According to Rimu Atkinson, the main developer of PieFed, all PieFed instances come with a 3000-long block list of resources that cannot be linked to. These include all sorts of right-wing outlets. There is no easy opt-out, forcing existing instances to follow the blocklist.
The flagship PieFed instance also rolled out a feature marking various other sorts of outlets - among them, resources considered AI slop and Marxist outlets. These are specific to piefed.social.
Related discussion: https://piefed.social/comment/11254679
Why YSK: Many users have hard time choosing between Lemmy, PieFed, and Kbin/Mbin. Users that prefer a more curated and politically uniform experience might prefer PieFed over the alternatives. Users that are right-wing, Marxist, or generally concerned about global censorship of the Fedi-/Threadiverse, might opt for other options instead.

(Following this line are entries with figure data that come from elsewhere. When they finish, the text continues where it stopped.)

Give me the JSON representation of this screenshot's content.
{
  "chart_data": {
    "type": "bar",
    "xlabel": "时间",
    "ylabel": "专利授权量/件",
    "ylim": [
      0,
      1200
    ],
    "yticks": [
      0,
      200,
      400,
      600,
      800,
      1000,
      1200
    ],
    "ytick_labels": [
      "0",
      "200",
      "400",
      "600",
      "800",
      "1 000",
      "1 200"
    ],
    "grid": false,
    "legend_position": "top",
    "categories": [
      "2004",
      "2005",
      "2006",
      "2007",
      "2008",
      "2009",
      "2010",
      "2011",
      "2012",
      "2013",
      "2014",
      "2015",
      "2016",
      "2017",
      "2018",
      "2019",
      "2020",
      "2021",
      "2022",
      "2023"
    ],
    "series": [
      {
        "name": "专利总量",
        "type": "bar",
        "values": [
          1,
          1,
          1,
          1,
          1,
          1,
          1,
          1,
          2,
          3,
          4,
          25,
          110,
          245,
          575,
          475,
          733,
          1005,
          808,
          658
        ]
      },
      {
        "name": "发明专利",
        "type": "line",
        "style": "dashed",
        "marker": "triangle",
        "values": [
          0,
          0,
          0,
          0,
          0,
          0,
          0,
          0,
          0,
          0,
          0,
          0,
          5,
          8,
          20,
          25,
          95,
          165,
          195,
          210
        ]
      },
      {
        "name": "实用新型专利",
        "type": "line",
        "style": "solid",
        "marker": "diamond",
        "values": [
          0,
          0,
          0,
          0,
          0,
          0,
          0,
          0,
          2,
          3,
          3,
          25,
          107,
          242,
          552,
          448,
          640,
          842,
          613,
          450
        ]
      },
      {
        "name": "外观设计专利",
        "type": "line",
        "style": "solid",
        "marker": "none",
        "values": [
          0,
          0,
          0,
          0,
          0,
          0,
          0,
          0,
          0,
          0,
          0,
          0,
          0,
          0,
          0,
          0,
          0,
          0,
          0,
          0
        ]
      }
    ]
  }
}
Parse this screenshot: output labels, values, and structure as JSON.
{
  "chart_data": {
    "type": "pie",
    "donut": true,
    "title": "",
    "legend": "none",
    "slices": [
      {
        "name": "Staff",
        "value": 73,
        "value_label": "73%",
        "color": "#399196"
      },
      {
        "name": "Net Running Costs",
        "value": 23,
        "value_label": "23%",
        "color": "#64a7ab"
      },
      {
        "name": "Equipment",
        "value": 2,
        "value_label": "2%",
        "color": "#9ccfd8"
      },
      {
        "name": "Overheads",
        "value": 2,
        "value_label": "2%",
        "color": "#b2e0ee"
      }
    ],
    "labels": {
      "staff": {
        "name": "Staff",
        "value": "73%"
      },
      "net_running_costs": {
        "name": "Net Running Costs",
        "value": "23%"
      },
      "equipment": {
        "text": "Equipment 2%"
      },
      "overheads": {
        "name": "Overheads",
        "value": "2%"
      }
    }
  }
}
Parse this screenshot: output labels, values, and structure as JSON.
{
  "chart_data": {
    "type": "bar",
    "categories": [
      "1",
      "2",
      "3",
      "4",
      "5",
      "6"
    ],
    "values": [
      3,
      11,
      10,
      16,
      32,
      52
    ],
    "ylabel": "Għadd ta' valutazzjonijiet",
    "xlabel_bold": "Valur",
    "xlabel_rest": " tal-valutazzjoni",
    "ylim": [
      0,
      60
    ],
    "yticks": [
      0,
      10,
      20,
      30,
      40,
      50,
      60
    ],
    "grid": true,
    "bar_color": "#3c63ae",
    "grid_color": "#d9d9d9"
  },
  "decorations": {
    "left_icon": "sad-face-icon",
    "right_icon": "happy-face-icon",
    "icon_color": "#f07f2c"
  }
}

Note: The post is only meant to inform users of the potentially important differences between Threadiverse platforms. Any ideologically charged discussions are better left in the respective topic.


the list for the curious. I don’t mind if rimu wants to maintain a default blocklist, if I maintained my own fediverse app I would probably make something similar, based on my own preferences, to cut down on the mod work. If you want your piefed instance to allow botfarm produce, disable the blocklist or just fork it and live your dream.
For those who really like the idea of blocking the sites on that list, the linked github repo also has it formatted for pihole and the like.
I scrolled the list until about the P, at which point I accidentally tapped on the top portion of my screen and went all the way back up.
Notably the block list includes Harry Potter affiliated sites, Fox News, and Info Wars.
Everything else pretty much just looks like slop or are sources I’ve NEVER heard of. Some were local papers, I think? But none that I would have recognized immediately.
This really seems like a mountain made out of a molehill.
Why block InfoWars? Tim Heidecker is a treasure.
/s
unless you are interested in spreading the same kind of ideas that are on those sites, like IDK, CCP propaganda, or far right deals, or transphobia.
There are tons of spam factories that pose as local newspapers. The first one that comes to mind is the Denver Guardian, which gained brief notoriety during Trump’s rise to power. But there are a million of them, probably literally. They are easy to make and they are easy to launder through social media bot networks.
Yeah, I saw some sources for a city local to me, but they didn’t match for our actual local paper or papers.
Which was weird.
That explains a lot.
Pravada’s domains were on there which is one I was looking for. I didn’t see South China Morning Post on the list, which is unfortunate; otherwise though, I think it’s a solid list.
It will be an absolute nightmare keeping it up, given how quickly bad-faith actors are setting up fake local and regional news outlets.
The fact that it includes wikileaks tells me everything I need to know.
Remember when they didn’t release the rnc emails they hacked, but did release the dnc’s? Tell me why that is you think. Be honest with yourself.
When did the definition of misinformation expand to include saying true things? Should we block the Epstein files from being posted because only part of them has been released?
I notice you didn’t answer the question.
That it recognizes Russian state media as Conservative disinformation and propaganda? Yeah, me too.